When performing lung densitometry with Parenchyma Analysis we saw that for the same study of the same patient, the values obtained were different depending on the series used (series with different slice thickness). However, it is difficult to obtain series in exactly the same conditions to be able to compare them, as we would lose data relating to some dates.
I do not know if scans with very slightly different values (for example 1.25mmm and 1.5 mm) would be comparable or it would be better to lose the data of that date.
Thanks,

Could you try to resample your scalar volumes to identical spacings?

image

@Josune be aware that slice thickness (collimation, or size of the x-ray beam) is different from slice spacing (distance between slices) and probably both impact the quantitative results. We don’t track the thickness in the Slicer user interface but you can get it from the DICOM tags. I don’t know if the impact has been studied for this kind of analysis but you could search the literature. You are right to be aware of these issues when interpreting your results.
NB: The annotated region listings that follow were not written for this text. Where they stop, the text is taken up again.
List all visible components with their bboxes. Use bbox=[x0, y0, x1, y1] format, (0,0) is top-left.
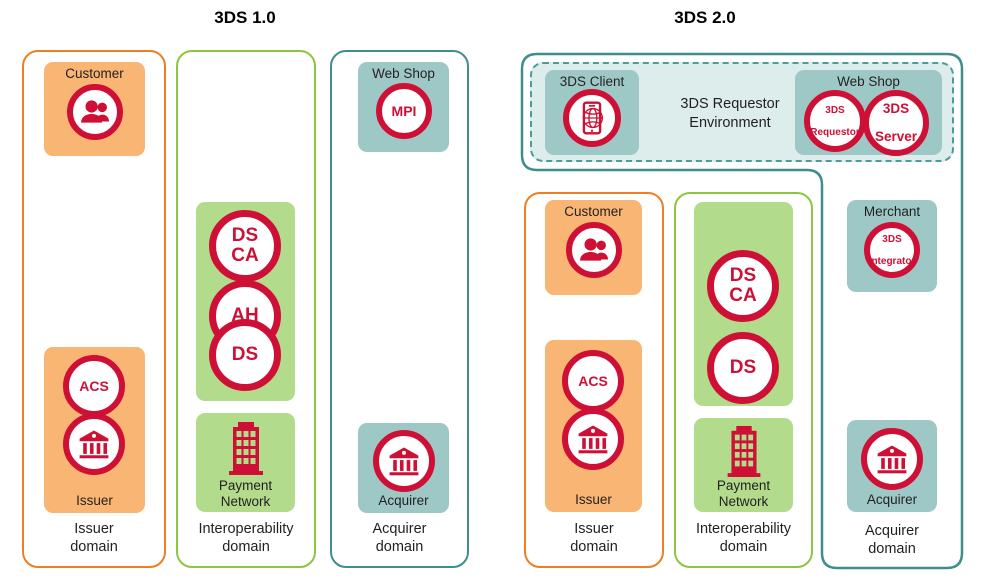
v2-threeds-client-card: 3DS Client bbox=[545, 70, 639, 155]
v2-dsca-badge: DS CA bbox=[707, 250, 779, 322]
v2-acs-badge: ACS bbox=[562, 350, 624, 412]
badge-text-value: DS CA bbox=[729, 265, 757, 306]
v2-threeds-server-badge: 3DS Server bbox=[863, 90, 929, 156]
bank-icon bbox=[861, 428, 923, 490]
badge-text-line-1: 3DS bbox=[825, 104, 845, 116]
label-line-2: domain bbox=[868, 541, 916, 557]
v2-acquirer-card: Acquirer bbox=[847, 420, 937, 512]
v2-customer-card-title: Customer bbox=[564, 204, 623, 219]
v2-customer-card: Customer bbox=[545, 200, 642, 295]
v2-merchant-card-title: Merchant bbox=[863, 204, 921, 219]
v2-threeds-requestor-badge: 3DS Requestor bbox=[804, 90, 866, 152]
v2-acquirer-card-footer: Acquirer bbox=[866, 492, 918, 507]
bank-icon bbox=[562, 408, 624, 470]
badge-text-line-2: Requestor bbox=[810, 126, 860, 138]
label-line-1: Interoperability bbox=[695, 521, 792, 537]
footer-line-1: Payment bbox=[716, 478, 771, 493]
v2-threeds-client-card-title: 3DS Client bbox=[559, 74, 625, 89]
v2-threeds-integrator-badge: 3DS Integrator bbox=[864, 222, 920, 278]
v2-interoperability-domain-label: Interoperability domain bbox=[676, 520, 811, 556]
people-icon bbox=[566, 222, 622, 278]
building-icon bbox=[723, 425, 765, 477]
diagram-canvas: 3DS 1.0 3DS 2.0 Issuer domain Interopera… bbox=[0, 0, 988, 584]
v2-issuer-card: ACS Issuer bbox=[545, 340, 642, 512]
badge-text-line-1: 3DS bbox=[882, 101, 910, 116]
env-label-line-1: 3DS Requestor bbox=[680, 96, 780, 112]
label-line-2: domain bbox=[719, 539, 768, 555]
badge-text: 3DS Server bbox=[875, 102, 917, 144]
v2-payment-network-footer: Payment Network bbox=[694, 478, 793, 510]
badge-text: 3DS Integrator bbox=[869, 234, 916, 267]
badge-text-line-2: Server bbox=[874, 129, 918, 144]
v2-ds-group-card: DS CA DS bbox=[694, 202, 793, 406]
v2-issuer-domain-label: Issuer domain bbox=[526, 520, 662, 556]
badge-text: ACS bbox=[578, 373, 608, 389]
label-line-2: domain bbox=[570, 539, 618, 555]
mobile-globe-icon bbox=[563, 89, 621, 147]
label-line-1: Acquirer bbox=[865, 523, 919, 539]
v2-payment-network-card: Payment Network bbox=[694, 418, 793, 512]
v2-requestor-environment-label: 3DS Requestor Environment bbox=[650, 95, 810, 133]
badge-text-line-1: 3DS bbox=[882, 233, 902, 245]
v2-ds-badge: DS bbox=[707, 332, 779, 404]
v2-merchant-card: Merchant 3DS Integrator bbox=[847, 200, 937, 292]
badge-text: DS CA bbox=[729, 266, 756, 306]
badge-text-line-2: Integrator bbox=[868, 255, 916, 267]
v2-acquirer-domain-label: Acquirer domain bbox=[822, 522, 962, 558]
badge-text: 3DS Requestor bbox=[810, 105, 859, 138]
env-label-line-2: Environment bbox=[689, 115, 771, 131]
footer-line-2: Network bbox=[718, 494, 769, 509]
v2-issuer-card-footer: Issuer bbox=[575, 492, 612, 507]
v2-web-shop-card: Web Shop 3DS Requestor 3DS Server bbox=[795, 70, 942, 156]
label-line-1: Issuer bbox=[574, 521, 614, 537]
badge-text: DS bbox=[729, 357, 757, 378]
v2-web-shop-card-title: Web Shop bbox=[837, 74, 900, 89]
Yes, thank you. Resampling is a good option, for example, those of 1.25 to 1.5 mm.
We will analyze all the scans and dates, to see if we have enough patients with studies in identical conditions. If not possible, we will use resampling. We can test the method with those studies with a large number of series at different slice thickness.

es, I suspected so, slice thickness depends on the device on which the measurement was taken, and the way it was taken. Thank you very much for confirming that.
I have found some articles in the literature, not too many, I will have to do a more exhaustive search.
But probably the best idea is to compare only series in identical conditions.